Я знаю, конечно, старшего лейтенанта Журавлева не первый год. Это у него давняя привычка преувеличивать то, что сделал задержанный Я еще раз перечитал дело.

— А нельзя ли, Иван Васильевич, обойтись без ареста?

— Никак нет. Он хулиган.

— Это, конечно, правильно. Кучеров хулиганил и даже оскорбил дружинников. Но вот смотрите, что вы сами написали: «1939 года рождения, член ВЛКСМ, окончил среднюю школу и техническое училище». Может быть воздержаться?

— Смотрите, товарищ прокурор. Вы решаете.

— Решаю, безусловно, я, но и вам нужно принимать участие в этих решениях. А вы даже характеристики с места работы не взяли, не говоря уже о большем.

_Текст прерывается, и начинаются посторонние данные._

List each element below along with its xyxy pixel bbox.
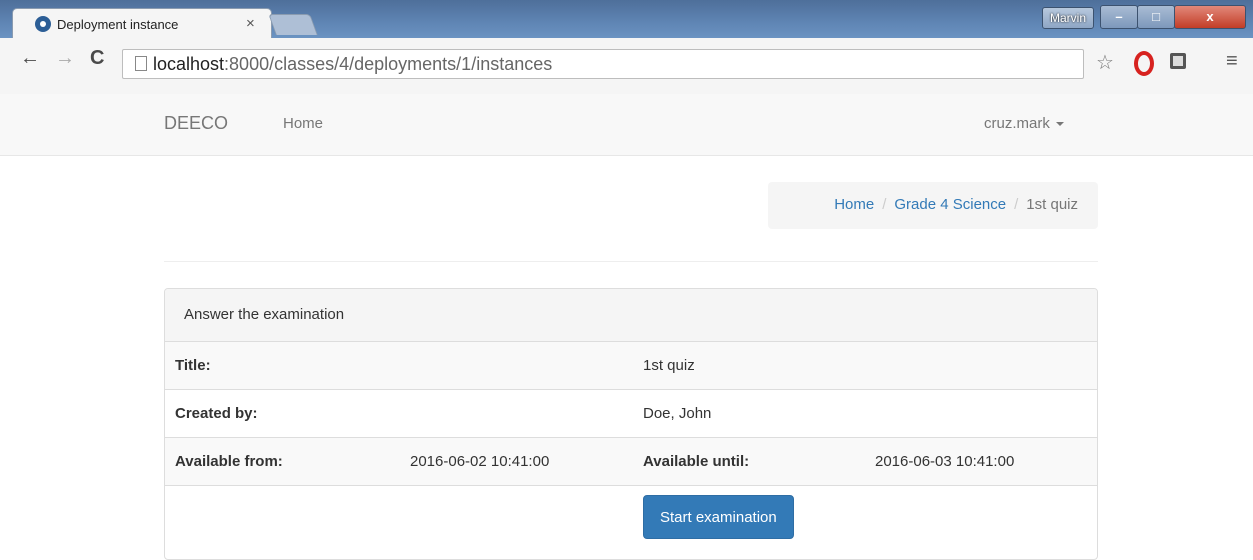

Журавлев стоял навытяжку, слушал внимательно, как будто соглашался, но я видел, он уже давно решил о своем отношении к задержанному.

— Введите ко мне Кучерова.

Высокий стройный юноша с опущенной головой, несмело ступая, вошел в кабинет. Он остановился у порога, не зная, что делать дальше. Большие черные пряди волос закрывали его прямой лоб. Черные брови, дугой взметнувшиеся над усталыми печальными глазами, сходились почти у самой переносицы. Лицо молодое, но выглядел Кучеров старше своих двадцати лет. Одет просто: спецовка, простая штапельная рубашка, старые поношенные туфли.

— Так где вы его задержали? — спросил я у Журавлева.

— В парке, товарищ прокурор.

— Значит после работы домой не заходил?

— Нет, — еле слышно ответил он.

Я взял постановление на арест.

— Слушай, что здесь про твои «подвиги» написано, — начал читать.

Кучеров слушал, не поднимая головы.

— Правильно написано? — спросил я его, закончив чтение.

— Вначале правильно, а про павильон — не знаю.

— Как это не знаешь? — Мне хотелось, чтобы он сам хоть что-то сказал о себе.

— Пьяный был, ничего не помню.

Тягостно было смотреть на этого поникшего головой парня. В протоколе расписывались его вчерашние «доблести». Почему все это произошло?

— С кем был вчера?

— С Кузнецовым.

— Друг, что ли?

— Дружили мы с ним…

— Хороший друг. Сам-то убежал, а ты вот к нам попал.

Кучеров вскинул голову.

— Простите меня, это первый случай в моей жизни. — На глазах Кучерова показались слезы. Он стал вытирать их рукавом спецовки.

— А кто у тебя из родных есть?

— Мать.

— А отец?

— На фронте погиб.

— Мать работает?

— Больная она, на моем иждивении находится.

Его глаза вновь наполнились слезами.

— Я исправлюсь. Все товарищи мои скажут.

Упоминание Кучерова о товарищах показалось мне интересным. Но не все ли они такие, как его вчерашний собутыльник Кузнецов? Почему Кучерову сразу показалось самым легким выходом из положения обращение за помощью к товарищам? Неужели он уверен, что ему легко простят? Или он считает, что держать ответ перед нами проще для него, чем стоять па суде перед своими товарищами?

— А не струсишь на суде в своем цехе? — спросил я.

— Чего уже теперь трусить, — сказал он.

Я остался с Журавлевым.

— Так что же делать? — спросил Журавлев.

— Не будем спешить, — ответил я.

У меня еще во время беседы возник план всех разбирательств с делом Николая Кучерова.